Another selection from my dissertation; here, I extend the analysis to cover the "high-level" intellectual virtues (like open-mindedness, conscientiousness, and so forth).  These are praiseworthy traits of intellectual character that can be manifested without the resulting belief being known.

"Levels of Reliabilist Appraisal: How to Make the Generality Problem Work for You". 
Reliabilist theories of knowledge face the “generality problem”; any token of a belief-forming processes instantiates types of different levels of generality, which can vary in reliability. I argue that we exploit this situation in epistemic discourse; we appraise beliefs in different ways by adverting to reliability at different levels of generality. We can detect at least two distinct uses of reliability, which underlie different sorts of appraisals of beliefs and believers.

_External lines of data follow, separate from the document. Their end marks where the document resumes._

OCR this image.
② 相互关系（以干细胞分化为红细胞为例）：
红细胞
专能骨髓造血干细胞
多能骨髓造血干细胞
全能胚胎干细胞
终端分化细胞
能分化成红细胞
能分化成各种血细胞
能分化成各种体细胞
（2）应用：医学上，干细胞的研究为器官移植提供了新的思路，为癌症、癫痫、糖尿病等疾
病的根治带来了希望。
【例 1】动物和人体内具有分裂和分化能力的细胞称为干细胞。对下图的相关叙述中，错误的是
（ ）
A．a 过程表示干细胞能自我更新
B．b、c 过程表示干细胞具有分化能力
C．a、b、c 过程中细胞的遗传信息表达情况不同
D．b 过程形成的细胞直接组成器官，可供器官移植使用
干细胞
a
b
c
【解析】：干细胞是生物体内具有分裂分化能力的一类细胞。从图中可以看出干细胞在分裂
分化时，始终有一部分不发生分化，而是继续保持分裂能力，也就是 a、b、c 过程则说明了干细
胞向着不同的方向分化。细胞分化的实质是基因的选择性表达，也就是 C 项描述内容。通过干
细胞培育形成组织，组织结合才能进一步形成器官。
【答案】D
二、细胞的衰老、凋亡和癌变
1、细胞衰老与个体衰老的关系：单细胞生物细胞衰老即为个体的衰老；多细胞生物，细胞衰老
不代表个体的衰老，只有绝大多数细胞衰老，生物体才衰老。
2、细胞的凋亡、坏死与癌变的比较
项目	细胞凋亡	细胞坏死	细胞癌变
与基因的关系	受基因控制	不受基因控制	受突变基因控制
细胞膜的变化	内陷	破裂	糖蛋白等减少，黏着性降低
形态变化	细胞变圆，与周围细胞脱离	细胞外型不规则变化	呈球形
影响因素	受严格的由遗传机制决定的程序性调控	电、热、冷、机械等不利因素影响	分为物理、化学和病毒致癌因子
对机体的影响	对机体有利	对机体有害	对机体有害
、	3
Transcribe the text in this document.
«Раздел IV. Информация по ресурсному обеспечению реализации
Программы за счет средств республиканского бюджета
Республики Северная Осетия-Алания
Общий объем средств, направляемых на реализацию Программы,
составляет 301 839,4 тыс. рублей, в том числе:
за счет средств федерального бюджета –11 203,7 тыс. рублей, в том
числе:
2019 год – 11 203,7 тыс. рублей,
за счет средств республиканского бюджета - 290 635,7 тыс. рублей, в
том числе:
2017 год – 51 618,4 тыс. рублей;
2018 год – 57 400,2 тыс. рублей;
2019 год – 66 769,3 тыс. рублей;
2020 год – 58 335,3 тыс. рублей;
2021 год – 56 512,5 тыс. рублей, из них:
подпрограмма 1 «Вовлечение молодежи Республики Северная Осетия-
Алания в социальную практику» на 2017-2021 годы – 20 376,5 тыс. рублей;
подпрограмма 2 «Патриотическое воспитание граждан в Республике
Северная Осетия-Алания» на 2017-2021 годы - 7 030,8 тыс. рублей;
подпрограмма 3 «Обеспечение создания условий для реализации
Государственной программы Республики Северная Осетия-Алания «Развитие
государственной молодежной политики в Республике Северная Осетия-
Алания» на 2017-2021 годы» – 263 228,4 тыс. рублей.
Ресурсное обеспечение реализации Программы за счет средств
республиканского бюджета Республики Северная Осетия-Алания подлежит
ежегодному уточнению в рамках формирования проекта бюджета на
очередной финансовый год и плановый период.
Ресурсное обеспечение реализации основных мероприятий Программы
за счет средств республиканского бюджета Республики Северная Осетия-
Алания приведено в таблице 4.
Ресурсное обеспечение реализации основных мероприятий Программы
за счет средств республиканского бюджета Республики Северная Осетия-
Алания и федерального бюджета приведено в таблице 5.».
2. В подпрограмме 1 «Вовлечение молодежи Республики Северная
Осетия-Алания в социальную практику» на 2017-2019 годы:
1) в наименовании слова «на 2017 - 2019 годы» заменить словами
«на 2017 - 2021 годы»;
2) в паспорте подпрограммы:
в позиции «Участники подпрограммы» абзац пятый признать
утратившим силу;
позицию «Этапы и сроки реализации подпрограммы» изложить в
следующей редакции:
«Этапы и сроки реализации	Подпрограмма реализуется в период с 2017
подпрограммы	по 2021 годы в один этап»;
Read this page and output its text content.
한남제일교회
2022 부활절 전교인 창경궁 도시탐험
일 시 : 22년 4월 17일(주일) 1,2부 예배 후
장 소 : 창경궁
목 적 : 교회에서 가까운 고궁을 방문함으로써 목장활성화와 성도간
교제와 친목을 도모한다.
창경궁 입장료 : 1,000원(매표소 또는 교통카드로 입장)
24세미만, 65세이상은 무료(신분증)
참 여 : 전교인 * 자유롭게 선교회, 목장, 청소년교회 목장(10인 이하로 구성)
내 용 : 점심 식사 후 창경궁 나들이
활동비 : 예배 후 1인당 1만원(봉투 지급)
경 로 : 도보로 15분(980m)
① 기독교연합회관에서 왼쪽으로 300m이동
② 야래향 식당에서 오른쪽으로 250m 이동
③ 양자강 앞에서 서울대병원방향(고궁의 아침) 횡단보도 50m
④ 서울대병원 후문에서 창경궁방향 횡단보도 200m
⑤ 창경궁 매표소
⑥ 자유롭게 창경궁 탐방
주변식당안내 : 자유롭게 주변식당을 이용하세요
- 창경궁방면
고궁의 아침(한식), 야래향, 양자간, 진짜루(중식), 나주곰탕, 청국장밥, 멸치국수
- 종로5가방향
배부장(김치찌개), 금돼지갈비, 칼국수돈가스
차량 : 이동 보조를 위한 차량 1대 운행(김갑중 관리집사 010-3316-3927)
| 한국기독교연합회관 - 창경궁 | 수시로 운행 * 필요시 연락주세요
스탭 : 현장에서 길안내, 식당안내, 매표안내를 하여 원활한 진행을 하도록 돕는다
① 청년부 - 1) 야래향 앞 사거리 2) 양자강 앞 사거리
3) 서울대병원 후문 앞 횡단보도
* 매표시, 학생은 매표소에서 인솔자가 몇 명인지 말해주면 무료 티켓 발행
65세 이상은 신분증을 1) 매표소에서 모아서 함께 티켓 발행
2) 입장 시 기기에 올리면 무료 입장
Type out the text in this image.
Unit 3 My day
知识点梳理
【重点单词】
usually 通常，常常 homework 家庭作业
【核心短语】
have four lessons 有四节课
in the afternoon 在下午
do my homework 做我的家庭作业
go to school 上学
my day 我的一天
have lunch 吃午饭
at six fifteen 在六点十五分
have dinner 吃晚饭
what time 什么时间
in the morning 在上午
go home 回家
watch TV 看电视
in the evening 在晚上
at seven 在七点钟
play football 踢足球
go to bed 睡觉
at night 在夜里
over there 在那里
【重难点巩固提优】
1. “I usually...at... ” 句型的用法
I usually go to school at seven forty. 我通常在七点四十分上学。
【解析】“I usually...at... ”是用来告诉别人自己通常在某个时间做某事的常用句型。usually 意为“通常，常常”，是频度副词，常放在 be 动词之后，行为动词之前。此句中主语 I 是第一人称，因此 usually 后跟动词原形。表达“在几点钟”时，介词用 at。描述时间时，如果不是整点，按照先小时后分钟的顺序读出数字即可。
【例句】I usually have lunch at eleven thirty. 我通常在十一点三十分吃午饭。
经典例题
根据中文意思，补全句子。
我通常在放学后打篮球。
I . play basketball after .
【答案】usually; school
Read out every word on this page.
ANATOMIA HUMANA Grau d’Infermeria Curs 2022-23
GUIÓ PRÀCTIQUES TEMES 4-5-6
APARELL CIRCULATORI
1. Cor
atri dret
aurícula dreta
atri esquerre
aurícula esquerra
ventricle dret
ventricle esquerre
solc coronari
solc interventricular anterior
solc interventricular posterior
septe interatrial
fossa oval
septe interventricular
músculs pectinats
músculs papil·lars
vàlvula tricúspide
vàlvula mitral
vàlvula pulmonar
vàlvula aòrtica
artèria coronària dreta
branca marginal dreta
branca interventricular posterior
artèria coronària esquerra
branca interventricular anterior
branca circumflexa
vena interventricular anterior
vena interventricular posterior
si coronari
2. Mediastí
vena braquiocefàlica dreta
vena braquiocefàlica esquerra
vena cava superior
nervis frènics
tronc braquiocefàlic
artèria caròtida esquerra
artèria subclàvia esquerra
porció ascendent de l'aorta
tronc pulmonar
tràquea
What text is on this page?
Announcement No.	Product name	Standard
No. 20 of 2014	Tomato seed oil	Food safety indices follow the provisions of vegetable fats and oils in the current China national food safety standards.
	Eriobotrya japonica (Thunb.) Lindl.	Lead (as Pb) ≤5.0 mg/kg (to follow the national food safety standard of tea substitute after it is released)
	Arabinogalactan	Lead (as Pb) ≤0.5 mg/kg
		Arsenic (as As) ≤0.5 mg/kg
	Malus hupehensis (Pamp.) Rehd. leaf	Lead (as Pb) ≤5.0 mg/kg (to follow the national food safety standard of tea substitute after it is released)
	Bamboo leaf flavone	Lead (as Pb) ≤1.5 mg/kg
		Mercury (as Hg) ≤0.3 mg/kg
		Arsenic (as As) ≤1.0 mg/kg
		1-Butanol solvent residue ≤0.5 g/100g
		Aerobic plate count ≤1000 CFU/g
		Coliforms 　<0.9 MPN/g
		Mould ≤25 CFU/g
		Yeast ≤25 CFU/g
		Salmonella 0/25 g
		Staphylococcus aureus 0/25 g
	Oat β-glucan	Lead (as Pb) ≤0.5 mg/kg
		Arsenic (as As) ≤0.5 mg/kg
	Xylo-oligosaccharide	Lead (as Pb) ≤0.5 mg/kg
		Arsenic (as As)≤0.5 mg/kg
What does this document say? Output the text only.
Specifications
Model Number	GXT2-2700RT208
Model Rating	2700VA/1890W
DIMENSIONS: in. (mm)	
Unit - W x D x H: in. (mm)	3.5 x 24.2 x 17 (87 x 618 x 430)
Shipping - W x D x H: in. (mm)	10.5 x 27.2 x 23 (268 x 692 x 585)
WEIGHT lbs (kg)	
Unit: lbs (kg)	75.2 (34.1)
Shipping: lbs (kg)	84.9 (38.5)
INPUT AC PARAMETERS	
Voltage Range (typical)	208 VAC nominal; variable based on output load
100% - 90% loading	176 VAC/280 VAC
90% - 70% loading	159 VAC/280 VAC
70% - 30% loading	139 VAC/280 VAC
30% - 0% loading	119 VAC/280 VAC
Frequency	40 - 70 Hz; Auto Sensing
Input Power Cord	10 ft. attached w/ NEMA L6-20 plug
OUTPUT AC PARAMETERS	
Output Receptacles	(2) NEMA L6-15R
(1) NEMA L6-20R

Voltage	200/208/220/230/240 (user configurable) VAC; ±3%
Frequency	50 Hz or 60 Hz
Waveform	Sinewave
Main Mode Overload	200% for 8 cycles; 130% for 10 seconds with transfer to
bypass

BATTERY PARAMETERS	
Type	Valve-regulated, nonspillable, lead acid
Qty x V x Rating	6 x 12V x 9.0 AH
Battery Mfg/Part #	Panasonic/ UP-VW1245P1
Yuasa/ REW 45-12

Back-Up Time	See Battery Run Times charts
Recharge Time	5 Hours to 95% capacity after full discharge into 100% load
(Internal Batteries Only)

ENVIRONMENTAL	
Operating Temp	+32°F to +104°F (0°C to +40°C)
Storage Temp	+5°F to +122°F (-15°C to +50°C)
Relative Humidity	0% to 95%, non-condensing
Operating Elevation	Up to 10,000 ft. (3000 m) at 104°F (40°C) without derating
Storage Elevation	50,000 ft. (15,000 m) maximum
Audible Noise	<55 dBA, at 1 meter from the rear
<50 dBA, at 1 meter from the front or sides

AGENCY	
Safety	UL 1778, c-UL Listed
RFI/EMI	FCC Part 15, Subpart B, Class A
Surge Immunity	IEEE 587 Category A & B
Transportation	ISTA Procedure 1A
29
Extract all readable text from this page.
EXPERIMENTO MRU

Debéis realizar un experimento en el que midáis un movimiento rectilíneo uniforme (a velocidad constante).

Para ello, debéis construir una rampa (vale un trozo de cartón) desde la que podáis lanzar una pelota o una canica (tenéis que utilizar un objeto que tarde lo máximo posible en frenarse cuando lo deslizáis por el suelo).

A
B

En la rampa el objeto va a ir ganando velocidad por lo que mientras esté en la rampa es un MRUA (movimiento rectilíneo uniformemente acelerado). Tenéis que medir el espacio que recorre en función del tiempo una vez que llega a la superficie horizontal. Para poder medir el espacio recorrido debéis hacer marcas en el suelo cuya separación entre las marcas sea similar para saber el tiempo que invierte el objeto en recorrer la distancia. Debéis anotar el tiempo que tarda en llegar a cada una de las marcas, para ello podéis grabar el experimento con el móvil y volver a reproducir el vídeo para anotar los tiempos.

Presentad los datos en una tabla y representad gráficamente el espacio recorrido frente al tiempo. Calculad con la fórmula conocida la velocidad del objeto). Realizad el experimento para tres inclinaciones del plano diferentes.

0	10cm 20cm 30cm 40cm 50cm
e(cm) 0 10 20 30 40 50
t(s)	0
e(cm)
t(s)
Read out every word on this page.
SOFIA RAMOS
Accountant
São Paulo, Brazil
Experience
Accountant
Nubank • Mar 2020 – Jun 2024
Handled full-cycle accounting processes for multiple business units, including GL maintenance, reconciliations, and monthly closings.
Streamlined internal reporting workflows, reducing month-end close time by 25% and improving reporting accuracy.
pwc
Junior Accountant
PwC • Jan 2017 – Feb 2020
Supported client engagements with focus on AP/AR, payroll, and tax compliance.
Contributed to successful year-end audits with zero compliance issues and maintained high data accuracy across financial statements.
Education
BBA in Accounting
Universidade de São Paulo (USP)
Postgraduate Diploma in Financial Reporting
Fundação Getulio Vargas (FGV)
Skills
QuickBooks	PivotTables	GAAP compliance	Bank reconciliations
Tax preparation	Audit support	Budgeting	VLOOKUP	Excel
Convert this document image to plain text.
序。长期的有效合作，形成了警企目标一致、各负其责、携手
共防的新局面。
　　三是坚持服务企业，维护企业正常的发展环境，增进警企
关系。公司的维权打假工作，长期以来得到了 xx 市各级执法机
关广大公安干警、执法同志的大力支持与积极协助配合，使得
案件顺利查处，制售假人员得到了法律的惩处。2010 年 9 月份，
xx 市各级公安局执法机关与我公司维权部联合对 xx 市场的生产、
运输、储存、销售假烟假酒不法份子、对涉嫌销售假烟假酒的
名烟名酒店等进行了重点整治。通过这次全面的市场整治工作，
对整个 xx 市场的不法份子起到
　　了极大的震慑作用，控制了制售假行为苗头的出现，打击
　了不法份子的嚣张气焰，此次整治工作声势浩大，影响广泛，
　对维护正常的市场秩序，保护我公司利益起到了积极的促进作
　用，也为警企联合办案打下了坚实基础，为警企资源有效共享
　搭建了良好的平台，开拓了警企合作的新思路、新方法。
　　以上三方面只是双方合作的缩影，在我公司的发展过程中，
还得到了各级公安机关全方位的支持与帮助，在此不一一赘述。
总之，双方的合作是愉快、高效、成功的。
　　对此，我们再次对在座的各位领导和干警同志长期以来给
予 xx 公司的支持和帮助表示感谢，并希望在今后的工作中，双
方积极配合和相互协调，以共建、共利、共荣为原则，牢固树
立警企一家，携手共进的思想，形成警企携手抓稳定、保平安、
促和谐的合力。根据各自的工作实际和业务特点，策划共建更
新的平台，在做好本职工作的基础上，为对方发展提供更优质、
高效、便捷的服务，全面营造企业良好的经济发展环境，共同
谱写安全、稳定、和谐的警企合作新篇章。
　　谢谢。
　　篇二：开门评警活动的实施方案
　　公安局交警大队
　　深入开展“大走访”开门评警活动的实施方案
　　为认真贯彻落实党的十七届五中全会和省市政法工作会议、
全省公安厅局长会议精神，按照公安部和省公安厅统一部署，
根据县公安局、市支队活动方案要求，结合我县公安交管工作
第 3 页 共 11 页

"Two Faces of Vagueness". 
Vagueness occurs when a term has 'blurred boundaries', to use Crispin Wright’s term.  There is no immediate reason that blurred boundaries can come about in only one way; it is possible that very different features of language can give rise to vagueness.  Examining artificially constructed vague terms allows us to isolate two logically distinct phenomena that lead to 'blurred boundaries': fuzziness and multi-order indeterminacy, or MOI. Fuzziness is best treated in infinite-valued logic; MOI, by supervaluations or epistemic theories of vagueness.  This result suggests that these approaches are not mutually exclusive, as is usually thought; rather, they appear to be complementary parts of a complete account of vagueness.

The baby in the picture is our son Milo.  For some slightly out-of-date pictures of his older sister, see my partner's Flickr site.